所定の就業時間内に任された業務をこなしているのですから、仕事をサボっているわけでは無く、会社が掲げる労働生産性の向上にも貢献しているにも拘わらず、私の部署があまりにも短期間で残業ゼロを達成してしまったことに対して、私は幹部会で突き上げを食らいました。業務への支障を疑う声もあれば、これまでの業務量が残業を必要とするほど多く無かったのだと、根拠無しに成果を否定する者もいました。

 

他の部署の部長がどう思おうと、残業無しで仕事が回っている事実は変わらず、元々の業務量など関係無いのです。

 

会社が業務の効率化を本気で進めたいなら、残業無しで目標を達成することに対してインセンティブを与えても良いくらいだったのです。
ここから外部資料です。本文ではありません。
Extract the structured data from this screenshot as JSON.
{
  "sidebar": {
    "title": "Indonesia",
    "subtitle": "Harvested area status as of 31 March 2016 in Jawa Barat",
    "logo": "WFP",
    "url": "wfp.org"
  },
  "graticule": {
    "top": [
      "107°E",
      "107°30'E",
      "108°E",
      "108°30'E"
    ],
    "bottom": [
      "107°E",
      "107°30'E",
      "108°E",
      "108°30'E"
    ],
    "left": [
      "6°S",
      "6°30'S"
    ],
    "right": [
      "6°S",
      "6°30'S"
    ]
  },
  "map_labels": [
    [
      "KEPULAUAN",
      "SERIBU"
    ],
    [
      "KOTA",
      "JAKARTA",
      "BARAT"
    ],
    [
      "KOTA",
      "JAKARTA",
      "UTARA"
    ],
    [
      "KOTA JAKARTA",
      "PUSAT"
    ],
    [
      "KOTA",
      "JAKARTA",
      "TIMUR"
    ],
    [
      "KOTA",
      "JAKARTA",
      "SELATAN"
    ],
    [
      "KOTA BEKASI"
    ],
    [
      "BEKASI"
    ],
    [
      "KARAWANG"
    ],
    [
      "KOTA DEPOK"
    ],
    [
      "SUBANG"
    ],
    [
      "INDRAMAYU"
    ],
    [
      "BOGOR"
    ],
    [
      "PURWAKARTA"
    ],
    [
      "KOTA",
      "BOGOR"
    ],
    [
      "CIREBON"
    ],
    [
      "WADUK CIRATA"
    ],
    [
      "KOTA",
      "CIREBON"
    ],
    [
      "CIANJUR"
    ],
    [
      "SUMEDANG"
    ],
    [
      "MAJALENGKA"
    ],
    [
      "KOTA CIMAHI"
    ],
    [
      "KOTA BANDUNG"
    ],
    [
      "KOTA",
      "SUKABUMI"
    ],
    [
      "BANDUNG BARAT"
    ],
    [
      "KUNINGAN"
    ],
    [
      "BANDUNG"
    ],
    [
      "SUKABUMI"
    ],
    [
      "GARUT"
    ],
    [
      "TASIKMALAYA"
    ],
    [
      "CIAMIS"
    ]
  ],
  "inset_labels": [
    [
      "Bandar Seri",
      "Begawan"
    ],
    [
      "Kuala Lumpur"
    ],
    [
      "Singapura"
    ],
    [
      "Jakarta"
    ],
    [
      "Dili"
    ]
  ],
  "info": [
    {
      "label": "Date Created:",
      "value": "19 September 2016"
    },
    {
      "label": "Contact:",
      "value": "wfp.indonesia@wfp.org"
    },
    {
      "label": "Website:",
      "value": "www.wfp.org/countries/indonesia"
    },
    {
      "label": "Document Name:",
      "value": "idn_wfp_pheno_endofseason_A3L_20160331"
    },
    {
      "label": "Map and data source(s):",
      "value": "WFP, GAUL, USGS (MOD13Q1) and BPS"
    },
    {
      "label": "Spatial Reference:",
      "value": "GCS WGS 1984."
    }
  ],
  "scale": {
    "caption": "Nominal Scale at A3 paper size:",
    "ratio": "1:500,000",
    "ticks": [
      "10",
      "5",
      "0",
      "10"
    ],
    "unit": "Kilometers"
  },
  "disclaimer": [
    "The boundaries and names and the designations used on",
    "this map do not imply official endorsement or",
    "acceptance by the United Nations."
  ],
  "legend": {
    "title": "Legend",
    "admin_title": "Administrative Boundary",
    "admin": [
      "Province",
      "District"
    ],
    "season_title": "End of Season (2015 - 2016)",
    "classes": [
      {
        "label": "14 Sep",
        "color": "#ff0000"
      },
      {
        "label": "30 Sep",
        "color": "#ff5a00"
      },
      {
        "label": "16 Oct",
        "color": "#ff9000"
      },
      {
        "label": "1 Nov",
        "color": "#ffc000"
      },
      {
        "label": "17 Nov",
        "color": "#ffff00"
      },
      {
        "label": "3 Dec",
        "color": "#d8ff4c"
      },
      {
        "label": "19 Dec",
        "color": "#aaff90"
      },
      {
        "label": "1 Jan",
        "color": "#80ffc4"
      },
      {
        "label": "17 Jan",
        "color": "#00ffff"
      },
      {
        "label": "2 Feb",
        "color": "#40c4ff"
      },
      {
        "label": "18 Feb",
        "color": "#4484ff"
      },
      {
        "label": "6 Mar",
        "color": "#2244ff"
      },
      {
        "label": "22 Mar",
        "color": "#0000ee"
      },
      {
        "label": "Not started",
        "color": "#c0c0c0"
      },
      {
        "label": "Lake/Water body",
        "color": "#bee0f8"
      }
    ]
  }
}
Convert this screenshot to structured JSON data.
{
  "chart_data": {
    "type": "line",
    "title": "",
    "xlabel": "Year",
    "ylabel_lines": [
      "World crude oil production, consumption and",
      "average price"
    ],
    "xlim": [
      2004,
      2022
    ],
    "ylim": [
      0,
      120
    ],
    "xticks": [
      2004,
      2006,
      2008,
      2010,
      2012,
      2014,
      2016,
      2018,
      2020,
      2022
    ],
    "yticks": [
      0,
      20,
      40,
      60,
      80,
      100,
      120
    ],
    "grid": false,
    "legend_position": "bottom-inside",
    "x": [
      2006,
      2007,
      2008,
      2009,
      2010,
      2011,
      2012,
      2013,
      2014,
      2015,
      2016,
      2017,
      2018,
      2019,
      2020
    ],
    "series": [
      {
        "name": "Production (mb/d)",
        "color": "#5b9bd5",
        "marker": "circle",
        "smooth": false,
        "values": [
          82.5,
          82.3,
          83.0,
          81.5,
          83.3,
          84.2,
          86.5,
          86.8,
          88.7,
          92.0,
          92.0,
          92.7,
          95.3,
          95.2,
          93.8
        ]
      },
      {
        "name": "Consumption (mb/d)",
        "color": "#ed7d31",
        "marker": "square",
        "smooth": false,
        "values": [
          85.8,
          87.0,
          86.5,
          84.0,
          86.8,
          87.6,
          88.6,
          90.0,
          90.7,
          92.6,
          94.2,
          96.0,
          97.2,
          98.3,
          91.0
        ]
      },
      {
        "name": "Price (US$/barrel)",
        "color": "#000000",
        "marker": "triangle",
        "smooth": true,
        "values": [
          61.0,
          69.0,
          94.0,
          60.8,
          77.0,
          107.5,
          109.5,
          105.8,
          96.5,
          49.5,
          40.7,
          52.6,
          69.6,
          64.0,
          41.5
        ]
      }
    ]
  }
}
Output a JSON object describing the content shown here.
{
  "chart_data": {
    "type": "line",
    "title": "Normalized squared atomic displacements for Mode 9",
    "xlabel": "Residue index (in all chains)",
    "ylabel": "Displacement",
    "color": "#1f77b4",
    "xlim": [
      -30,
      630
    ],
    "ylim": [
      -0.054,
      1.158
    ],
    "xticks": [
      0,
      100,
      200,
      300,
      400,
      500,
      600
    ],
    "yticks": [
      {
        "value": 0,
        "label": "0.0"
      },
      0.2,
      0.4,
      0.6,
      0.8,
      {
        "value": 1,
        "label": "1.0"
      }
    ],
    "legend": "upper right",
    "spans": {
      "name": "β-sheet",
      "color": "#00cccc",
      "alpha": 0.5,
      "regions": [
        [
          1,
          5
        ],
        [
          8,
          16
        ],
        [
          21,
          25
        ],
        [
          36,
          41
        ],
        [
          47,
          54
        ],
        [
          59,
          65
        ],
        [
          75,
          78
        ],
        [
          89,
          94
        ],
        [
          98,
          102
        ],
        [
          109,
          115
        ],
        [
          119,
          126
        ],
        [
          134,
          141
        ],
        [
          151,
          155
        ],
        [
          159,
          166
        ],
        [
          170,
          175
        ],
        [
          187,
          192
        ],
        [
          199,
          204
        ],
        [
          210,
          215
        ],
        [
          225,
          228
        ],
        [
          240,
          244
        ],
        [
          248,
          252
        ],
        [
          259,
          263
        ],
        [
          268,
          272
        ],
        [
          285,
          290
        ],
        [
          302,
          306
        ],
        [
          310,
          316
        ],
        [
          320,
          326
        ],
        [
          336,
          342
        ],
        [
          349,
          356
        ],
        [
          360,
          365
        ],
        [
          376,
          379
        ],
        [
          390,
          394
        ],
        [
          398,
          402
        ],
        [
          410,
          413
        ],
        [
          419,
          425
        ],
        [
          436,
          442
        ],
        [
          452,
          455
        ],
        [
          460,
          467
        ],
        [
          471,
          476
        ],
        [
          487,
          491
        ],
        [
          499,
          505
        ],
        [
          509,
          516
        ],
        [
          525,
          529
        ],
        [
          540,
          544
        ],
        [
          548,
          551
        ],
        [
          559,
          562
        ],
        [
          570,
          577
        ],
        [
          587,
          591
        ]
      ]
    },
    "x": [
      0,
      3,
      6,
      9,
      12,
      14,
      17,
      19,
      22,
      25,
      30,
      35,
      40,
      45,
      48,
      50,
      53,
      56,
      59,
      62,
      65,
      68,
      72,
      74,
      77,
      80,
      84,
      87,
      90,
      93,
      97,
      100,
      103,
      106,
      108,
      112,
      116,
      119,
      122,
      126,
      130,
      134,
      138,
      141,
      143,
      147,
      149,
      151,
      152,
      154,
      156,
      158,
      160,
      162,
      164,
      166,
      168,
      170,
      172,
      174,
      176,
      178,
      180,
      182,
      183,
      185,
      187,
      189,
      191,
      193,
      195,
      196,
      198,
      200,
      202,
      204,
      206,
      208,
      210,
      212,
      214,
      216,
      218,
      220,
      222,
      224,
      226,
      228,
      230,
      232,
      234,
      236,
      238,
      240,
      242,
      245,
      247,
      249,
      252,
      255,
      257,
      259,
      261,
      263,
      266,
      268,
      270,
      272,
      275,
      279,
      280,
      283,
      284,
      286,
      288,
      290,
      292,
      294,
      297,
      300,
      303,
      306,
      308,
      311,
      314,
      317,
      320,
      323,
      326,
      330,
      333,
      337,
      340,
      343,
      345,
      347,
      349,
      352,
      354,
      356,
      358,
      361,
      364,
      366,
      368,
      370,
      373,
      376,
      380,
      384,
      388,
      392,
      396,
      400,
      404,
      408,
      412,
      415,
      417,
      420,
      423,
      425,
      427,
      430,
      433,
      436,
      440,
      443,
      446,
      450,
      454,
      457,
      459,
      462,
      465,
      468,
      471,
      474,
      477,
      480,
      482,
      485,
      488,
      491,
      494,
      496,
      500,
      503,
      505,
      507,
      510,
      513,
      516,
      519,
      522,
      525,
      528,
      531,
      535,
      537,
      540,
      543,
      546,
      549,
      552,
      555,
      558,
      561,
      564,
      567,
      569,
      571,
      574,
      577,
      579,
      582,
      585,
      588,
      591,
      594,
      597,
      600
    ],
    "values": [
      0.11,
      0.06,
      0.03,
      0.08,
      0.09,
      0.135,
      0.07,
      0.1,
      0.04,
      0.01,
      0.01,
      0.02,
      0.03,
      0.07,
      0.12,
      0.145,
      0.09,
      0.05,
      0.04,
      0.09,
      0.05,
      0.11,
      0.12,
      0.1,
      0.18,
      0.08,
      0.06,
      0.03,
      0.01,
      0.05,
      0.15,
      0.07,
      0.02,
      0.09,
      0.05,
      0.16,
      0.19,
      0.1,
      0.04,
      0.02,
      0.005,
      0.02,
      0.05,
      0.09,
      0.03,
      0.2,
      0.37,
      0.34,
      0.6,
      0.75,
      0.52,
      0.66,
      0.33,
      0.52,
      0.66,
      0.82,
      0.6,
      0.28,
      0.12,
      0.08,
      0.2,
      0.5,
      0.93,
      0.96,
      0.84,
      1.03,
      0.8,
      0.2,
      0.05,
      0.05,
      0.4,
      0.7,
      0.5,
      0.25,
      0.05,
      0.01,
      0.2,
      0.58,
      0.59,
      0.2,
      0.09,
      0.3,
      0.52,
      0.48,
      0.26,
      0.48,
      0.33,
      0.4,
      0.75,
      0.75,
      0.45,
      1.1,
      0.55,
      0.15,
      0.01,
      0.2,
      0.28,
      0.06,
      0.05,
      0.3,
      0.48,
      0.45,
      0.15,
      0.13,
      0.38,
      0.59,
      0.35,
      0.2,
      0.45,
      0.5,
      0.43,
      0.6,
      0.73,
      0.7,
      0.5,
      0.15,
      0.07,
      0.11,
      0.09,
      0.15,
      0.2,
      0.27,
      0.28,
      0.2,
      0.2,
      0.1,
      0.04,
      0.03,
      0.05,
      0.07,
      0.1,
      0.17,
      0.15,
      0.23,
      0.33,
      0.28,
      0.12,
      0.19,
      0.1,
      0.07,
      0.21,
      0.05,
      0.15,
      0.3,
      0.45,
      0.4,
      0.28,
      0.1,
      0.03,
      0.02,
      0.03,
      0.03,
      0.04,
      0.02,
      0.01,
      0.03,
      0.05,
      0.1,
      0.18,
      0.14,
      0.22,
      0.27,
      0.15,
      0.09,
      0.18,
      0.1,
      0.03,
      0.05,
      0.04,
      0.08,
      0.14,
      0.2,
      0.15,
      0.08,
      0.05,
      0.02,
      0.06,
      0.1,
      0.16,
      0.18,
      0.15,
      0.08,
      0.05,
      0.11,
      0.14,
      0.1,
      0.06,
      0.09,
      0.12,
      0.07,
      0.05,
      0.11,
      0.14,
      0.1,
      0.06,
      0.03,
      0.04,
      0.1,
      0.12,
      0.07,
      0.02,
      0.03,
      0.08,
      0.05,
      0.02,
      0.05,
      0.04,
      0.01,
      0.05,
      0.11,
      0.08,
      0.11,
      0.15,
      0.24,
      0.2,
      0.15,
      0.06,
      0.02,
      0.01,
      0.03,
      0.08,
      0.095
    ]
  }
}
“成果主義”を標榜しながら、管理する側が部下の“やる気”を勤務時間の長さで量っている間は、部下の方もそんな上司の顔色を見ながら仕事をしているのですから、残業時間を減らすことなど出来ません。

 

そんな会社も、世の中の流れに抗うことは出来ず、今や一般社員の残業時間は劇的に減少しました。その分、幹部社員へのしわ寄せは看過出来ないところまで来てしまいましたが、それはまた別の話です。

 

かつての一般社員が半ば習慣的に残業をしていたのに対して、今の一般社員は就業時間内で仕事を片付けることが習慣化しています。

 

限られた時間で家事のやり繰りをするのと同じく、決まった時間の中で工夫して仕事を片付ける - 今の若い世代の人々の方が、私たちの世代よりも時間の使い方に関しては長けているのかもしれません。

 

自分のプライベートを充実さえようとすると一日は忙しく過ぎて行きます。優先度の高い予定のための時間を差し引きすれば、仕事に費やせるのはほぼ所定の就業時間だけとなります。そして、退社時間までに仕事を片付けようとする意識を持てば、自ずと業務の効率化を考えるようになるものなのです。